Influence of La doping on the ethanol gas sensing properties of CdSnO3 micro-cubes

Abstract

Metal oxides with perovskite structure have draw much attentions in the field of gas sensors because of their easy component regulation by element doping, leading the improvement of gas sensing properties. Herein, La-doped CdSnO3 micro-cubes with excellent ethanol gas sensing properties were synthesized using a co-precipitation method combined with an annealing process. The phase structure, morphology, and micro-structure of pure CdSnO3 and La doped CdSnO3 micro-cubes were examined by X-ray diffraction (XRD), scanning electron microscope (SEM), and transmission electron microscopy (TEM). The influence of La doping on the gas sensing performance of CdSnO3 were investigated. The sensor response of Cd0.88La0.12SnO3 toward 100 ppm ethanol reached 115.2 at the operating temperature of 300 ºC, which was approximately 19 times higher than that of pure CdSnO3. In addition, Cd0.88La0.12SnO3 also showed fast response-recovery speed and good stability.
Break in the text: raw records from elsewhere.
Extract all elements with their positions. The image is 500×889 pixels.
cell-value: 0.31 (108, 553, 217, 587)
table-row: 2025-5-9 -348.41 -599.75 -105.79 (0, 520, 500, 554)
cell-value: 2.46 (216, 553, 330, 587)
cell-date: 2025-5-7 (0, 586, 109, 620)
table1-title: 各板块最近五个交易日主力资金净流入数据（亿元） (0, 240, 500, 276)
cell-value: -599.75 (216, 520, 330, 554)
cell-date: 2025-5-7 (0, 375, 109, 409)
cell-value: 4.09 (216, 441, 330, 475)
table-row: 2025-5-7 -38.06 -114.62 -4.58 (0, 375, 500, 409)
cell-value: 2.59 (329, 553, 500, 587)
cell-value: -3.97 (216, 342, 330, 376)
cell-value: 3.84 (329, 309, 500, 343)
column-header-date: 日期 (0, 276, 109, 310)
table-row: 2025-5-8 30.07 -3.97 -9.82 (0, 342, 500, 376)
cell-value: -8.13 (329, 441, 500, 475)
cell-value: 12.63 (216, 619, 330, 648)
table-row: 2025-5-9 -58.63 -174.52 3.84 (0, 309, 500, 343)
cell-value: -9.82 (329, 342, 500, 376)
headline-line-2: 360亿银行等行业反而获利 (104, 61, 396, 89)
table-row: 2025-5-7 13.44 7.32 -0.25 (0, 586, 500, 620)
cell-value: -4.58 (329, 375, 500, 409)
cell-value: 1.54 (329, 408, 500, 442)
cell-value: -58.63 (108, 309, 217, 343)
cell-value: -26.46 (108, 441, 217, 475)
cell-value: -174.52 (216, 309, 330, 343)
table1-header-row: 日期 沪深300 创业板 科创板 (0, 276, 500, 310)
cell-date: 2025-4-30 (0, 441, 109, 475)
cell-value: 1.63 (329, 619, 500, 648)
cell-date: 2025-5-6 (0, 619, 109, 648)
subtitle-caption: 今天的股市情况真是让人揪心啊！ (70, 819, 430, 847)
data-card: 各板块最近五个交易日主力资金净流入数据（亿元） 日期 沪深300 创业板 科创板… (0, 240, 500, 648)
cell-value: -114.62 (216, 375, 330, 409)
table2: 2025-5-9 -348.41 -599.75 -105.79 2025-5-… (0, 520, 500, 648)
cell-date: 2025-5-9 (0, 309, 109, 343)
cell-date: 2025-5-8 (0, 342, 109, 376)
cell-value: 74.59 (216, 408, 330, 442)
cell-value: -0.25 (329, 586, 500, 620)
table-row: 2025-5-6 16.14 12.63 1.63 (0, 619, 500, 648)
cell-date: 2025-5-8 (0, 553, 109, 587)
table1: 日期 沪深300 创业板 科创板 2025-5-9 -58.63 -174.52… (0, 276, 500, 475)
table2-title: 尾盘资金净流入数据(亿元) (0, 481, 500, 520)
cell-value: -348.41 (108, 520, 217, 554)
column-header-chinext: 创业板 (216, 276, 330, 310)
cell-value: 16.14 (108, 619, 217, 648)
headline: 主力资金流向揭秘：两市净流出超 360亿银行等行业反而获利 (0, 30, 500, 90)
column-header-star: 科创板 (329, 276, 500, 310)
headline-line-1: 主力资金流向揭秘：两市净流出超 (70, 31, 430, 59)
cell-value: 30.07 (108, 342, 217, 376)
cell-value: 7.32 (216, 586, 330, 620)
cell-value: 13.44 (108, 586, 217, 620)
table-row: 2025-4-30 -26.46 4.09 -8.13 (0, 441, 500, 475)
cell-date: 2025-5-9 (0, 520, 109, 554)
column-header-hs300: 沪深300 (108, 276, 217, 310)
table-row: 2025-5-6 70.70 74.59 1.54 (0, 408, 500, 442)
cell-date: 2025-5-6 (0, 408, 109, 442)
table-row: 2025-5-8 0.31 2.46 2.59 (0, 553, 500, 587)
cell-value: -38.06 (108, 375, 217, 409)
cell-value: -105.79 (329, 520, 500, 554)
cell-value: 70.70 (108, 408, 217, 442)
The enhanced gas sensing properties of Cd0.88La0.12SnO3 micro-cubes were attributed to their abundant active sites, rich oxygen vacancy, and optimized internal electric field based on the analysis by X-ray photoelectron spectrometer (XPS), UV-Vis absorption characteristics (UV–vis), electron paramagnetic resonance (EPR), and ultraviolet photoelectron spectroscopy (UPS).